In early proposed drafts of the rule, FDA required a qualified individual to create and implement a food safety plan. Due to the pervasiveness of the term “qualified individual” throughout all of the proposed FSMA rules, each with different qualification requirements, FDA changed the language to PCQI. The new language was used to distinguish someone qualified to create and implement the preventive controls key to the new food safety plan versus others who were considered qualified individuals with less or different training for other FSMA rules.

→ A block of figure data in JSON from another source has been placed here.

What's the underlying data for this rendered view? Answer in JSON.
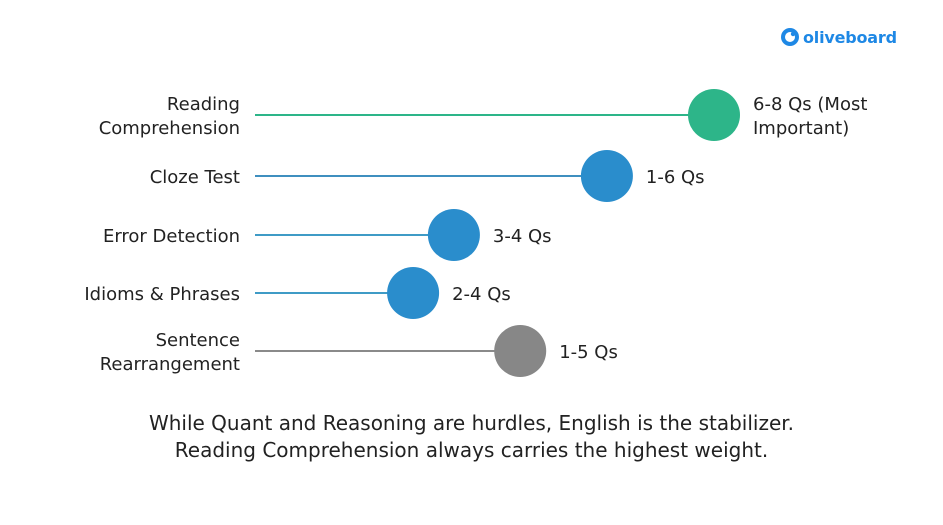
{
  "brand": {
    "name": "oliveboard"
  },
  "chart_data": {
    "type": "scatter",
    "categories": [
      "Reading Comprehension",
      "Cloze Test",
      "Error Detection",
      "Idioms & Phrases",
      "Sentence Rearrangement"
    ],
    "label_lines": [
      [
        "Reading",
        "Comprehension"
      ],
      [
        "Cloze Test"
      ],
      [
        "Error Detection"
      ],
      [
        "Idioms & Phrases"
      ],
      [
        "Sentence",
        "Rearrangement"
      ]
    ],
    "value_labels": [
      [
        "6-8 Qs (Most",
        "Important)"
      ],
      [
        "1-6 Qs"
      ],
      [
        "3-4 Qs"
      ],
      [
        "2-4 Qs"
      ],
      [
        "1-5 Qs"
      ]
    ],
    "relative_magnitude": [
      0.9,
      0.69,
      0.39,
      0.31,
      0.52
    ],
    "colors": [
      "#2db589",
      "#2a8dcc",
      "#2a8dcc",
      "#2a8dcc",
      "#878787"
    ],
    "line_colors": [
      "#2db589",
      "#3f8fbf",
      "#3f9bc6",
      "#3f9bc6",
      "#8a8a8a"
    ],
    "legend": "none",
    "grid": false
  },
  "caption": {
    "line1": "While Quant and Reasoning are hurdles, English is the stabilizer.",
    "line2": "Reading Comprehension always carries the highest weight."
  }
}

According to the rule, a PCQI is defined as “a person who has successfully completed training in the development and application of risk-based preventive controls at least equivalent to that received under a standardized curriculum recognized as adequate by the FDA or is otherwise qualified through job experience to develop and apply a food safety system.” A PCQI can be an employee or can be an outside third party. But without training in the approved curriculum, how does one know whether their PCQI is equally qualified through on the job training?

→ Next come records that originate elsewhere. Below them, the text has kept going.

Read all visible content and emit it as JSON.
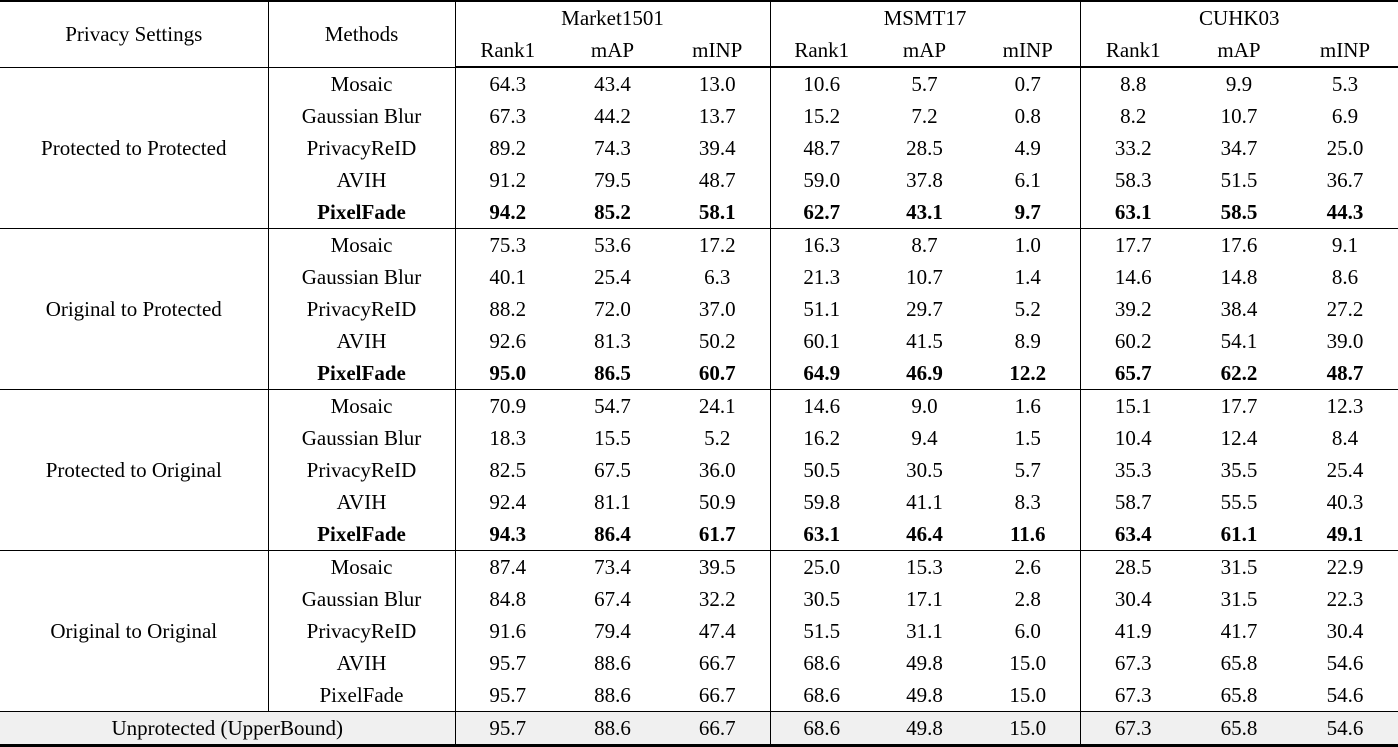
{
  "table": {
    "col_headers": {
      "privacy_settings": "Privacy Settings",
      "methods": "Methods"
    },
    "datasets": [
      "Market1501",
      "MSMT17",
      "CUHK03"
    ],
    "metrics": [
      "Rank1",
      "mAP",
      "mINP"
    ],
    "groups": [
      {
        "setting": "Protected to Protected",
        "rows": [
          {
            "method": "Mosaic",
            "bold": false,
            "values": [
              "64.3",
              "43.4",
              "13.0",
              "10.6",
              "5.7",
              "0.7",
              "8.8",
              "9.9",
              "5.3"
            ]
          },
          {
            "method": "Gaussian Blur",
            "bold": false,
            "values": [
              "67.3",
              "44.2",
              "13.7",
              "15.2",
              "7.2",
              "0.8",
              "8.2",
              "10.7",
              "6.9"
            ]
          },
          {
            "method": "PrivacyReID",
            "bold": false,
            "values": [
              "89.2",
              "74.3",
              "39.4",
              "48.7",
              "28.5",
              "4.9",
              "33.2",
              "34.7",
              "25.0"
            ]
          },
          {
            "method": "AVIH",
            "bold": false,
            "values": [
              "91.2",
              "79.5",
              "48.7",
              "59.0",
              "37.8",
              "6.1",
              "58.3",
              "51.5",
              "36.7"
            ]
          },
          {
            "method": "PixelFade",
            "bold": true,
            "values": [
              "94.2",
              "85.2",
              "58.1",
              "62.7",
              "43.1",
              "9.7",
              "63.1",
              "58.5",
              "44.3"
            ]
          }
        ]
      },
      {
        "setting": "Original to Protected",
        "rows": [
          {
            "method": "Mosaic",
            "bold": false,
            "values": [
              "75.3",
              "53.6",
              "17.2",
              "16.3",
              "8.7",
              "1.0",
              "17.7",
              "17.6",
              "9.1"
            ]
          },
          {
            "method": "Gaussian Blur",
            "bold": false,
            "values": [
              "40.1",
              "25.4",
              "6.3",
              "21.3",
              "10.7",
              "1.4",
              "14.6",
              "14.8",
              "8.6"
            ]
          },
          {
            "method": "PrivacyReID",
            "bold": false,
            "values": [
              "88.2",
              "72.0",
              "37.0",
              "51.1",
              "29.7",
              "5.2",
              "39.2",
              "38.4",
              "27.2"
            ]
          },
          {
            "method": "AVIH",
            "bold": false,
            "values": [
              "92.6",
              "81.3",
              "50.2",
              "60.1",
              "41.5",
              "8.9",
              "60.2",
              "54.1",
              "39.0"
            ]
          },
          {
            "method": "PixelFade",
            "bold": true,
            "values": [
              "95.0",
              "86.5",
              "60.7",
              "64.9",
              "46.9",
              "12.2",
              "65.7",
              "62.2",
              "48.7"
            ]
          }
        ]
      },
      {
        "setting": "Protected to Original",
        "rows": [
          {
            "method": "Mosaic",
            "bold": false,
            "values": [
              "70.9",
              "54.7",
              "24.1",
              "14.6",
              "9.0",
              "1.6",
              "15.1",
              "17.7",
              "12.3"
            ]
          },
          {
            "method": "Gaussian Blur",
            "bold": false,
            "values": [
              "18.3",
              "15.5",
              "5.2",
              "16.2",
              "9.4",
              "1.5",
              "10.4",
              "12.4",
              "8.4"
            ]
          },
          {
            "method": "PrivacyReID",
            "bold": false,
            "values": [
              "82.5",
              "67.5",
              "36.0",
              "50.5",
              "30.5",
              "5.7",
              "35.3",
              "35.5",
              "25.4"
            ]
          },
          {
            "method": "AVIH",
            "bold": false,
            "values": [
              "92.4",
              "81.1",
              "50.9",
              "59.8",
              "41.1",
              "8.3",
              "58.7",
              "55.5",
              "40.3"
            ]
          },
          {
            "method": "PixelFade",
            "bold": true,
            "values": [
              "94.3",
              "86.4",
              "61.7",
              "63.1",
              "46.4",
              "11.6",
              "63.4",
              "61.1",
              "49.1"
            ]
          }
        ]
      },
      {
        "setting": "Original to Original",
        "rows": [
          {
            "method": "Mosaic",
            "bold": false,
            "values": [
              "87.4",
              "73.4",
              "39.5",
              "25.0",
              "15.3",
              "2.6",
              "28.5",
              "31.5",
              "22.9"
            ]
          },
          {
            "method": "Gaussian Blur",
            "bold": false,
            "values": [
              "84.8",
              "67.4",
              "32.2",
              "30.5",
              "17.1",
              "2.8",
              "30.4",
              "31.5",
              "22.3"
            ]
          },
          {
            "method": "PrivacyReID",
            "bold": false,
            "values": [
              "91.6",
              "79.4",
              "47.4",
              "51.5",
              "31.1",
              "6.0",
              "41.9",
              "41.7",
              "30.4"
            ]
          },
          {
            "method": "AVIH",
            "bold": false,
            "values": [
              "95.7",
              "88.6",
              "66.7",
              "68.6",
              "49.8",
              "15.0",
              "67.3",
              "65.8",
              "54.6"
            ]
          },
          {
            "method": "PixelFade",
            "bold": false,
            "values": [
              "95.7",
              "88.6",
              "66.7",
              "68.6",
              "49.8",
              "15.0",
              "67.3",
              "65.8",
              "54.6"
            ]
          }
        ]
      }
    ],
    "upper_bound": {
      "label": "Unprotected (UpperBound)",
      "values": [
        "95.7",
        "88.6",
        "66.7",
        "68.6",
        "49.8",
        "15.0",
        "67.3",
        "65.8",
        "54.6"
      ]
    },
    "colors": {
      "upper_bound_bg": "#f0f0f0",
      "border": "#000000"
    }
  }
}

Many companies and third-party safety consultants make the mistake of assuming that HACCP training or HACCP compliance will meet these new FSMA requirements. HACCP compliance and FSMA compliance are similar but have important differences—differences that can’t necessarily be understood without PCQI training. At a fundamental level, HACCP focuses on preventing post-process contamination, whereas the FSMA food safety plan takes a more preventive focus, identifying potential risks and implementing appropriate controls to proactively prevent contamination. The food safety plan focuses on science or risk-based preventive controls, whereas HACCP focuses on CCPs. The food safety plan focuses on known hazards that could “reasonably occur.” Hazards to consider under the food safety plan may exist because they are inherent to the raw material or product, because they occur through error during the process or because they are caused deliberately. The risk-based analysis must look backward to the risk that may come with raw materials or ingredients. It also must look forward to risks that might arise after a product leaves the facility.
What are the consequences of creating an inadequate food safety plan by someone not qualified? FDA can take action, ranging from a warning letter to bringing criminal charges and suspending the food facility’s registration. Additionally, if contaminated food comes from a facility without an adequate food safety plan created by a PCQI, harmed individuals may have a stronger liability claim based on negligence. Noncompliance with a federal regulation could be seen as a violation of a company’s standard of care in a court of law and could mean even bigger damage payouts.
Utilizing someone trained as a PCQI is critical, whether using someone internally or hiring a consultant. Relying on “equivalent on the job experience” or HACCP training is a risk not worth taking. Creating a food safety plan that is FSMA compliant rather than HACCP compliant is mandatory. The good news is that FDA has now approved a curriculum for PCQIs. Currently, FSPCA is offering nationwide training.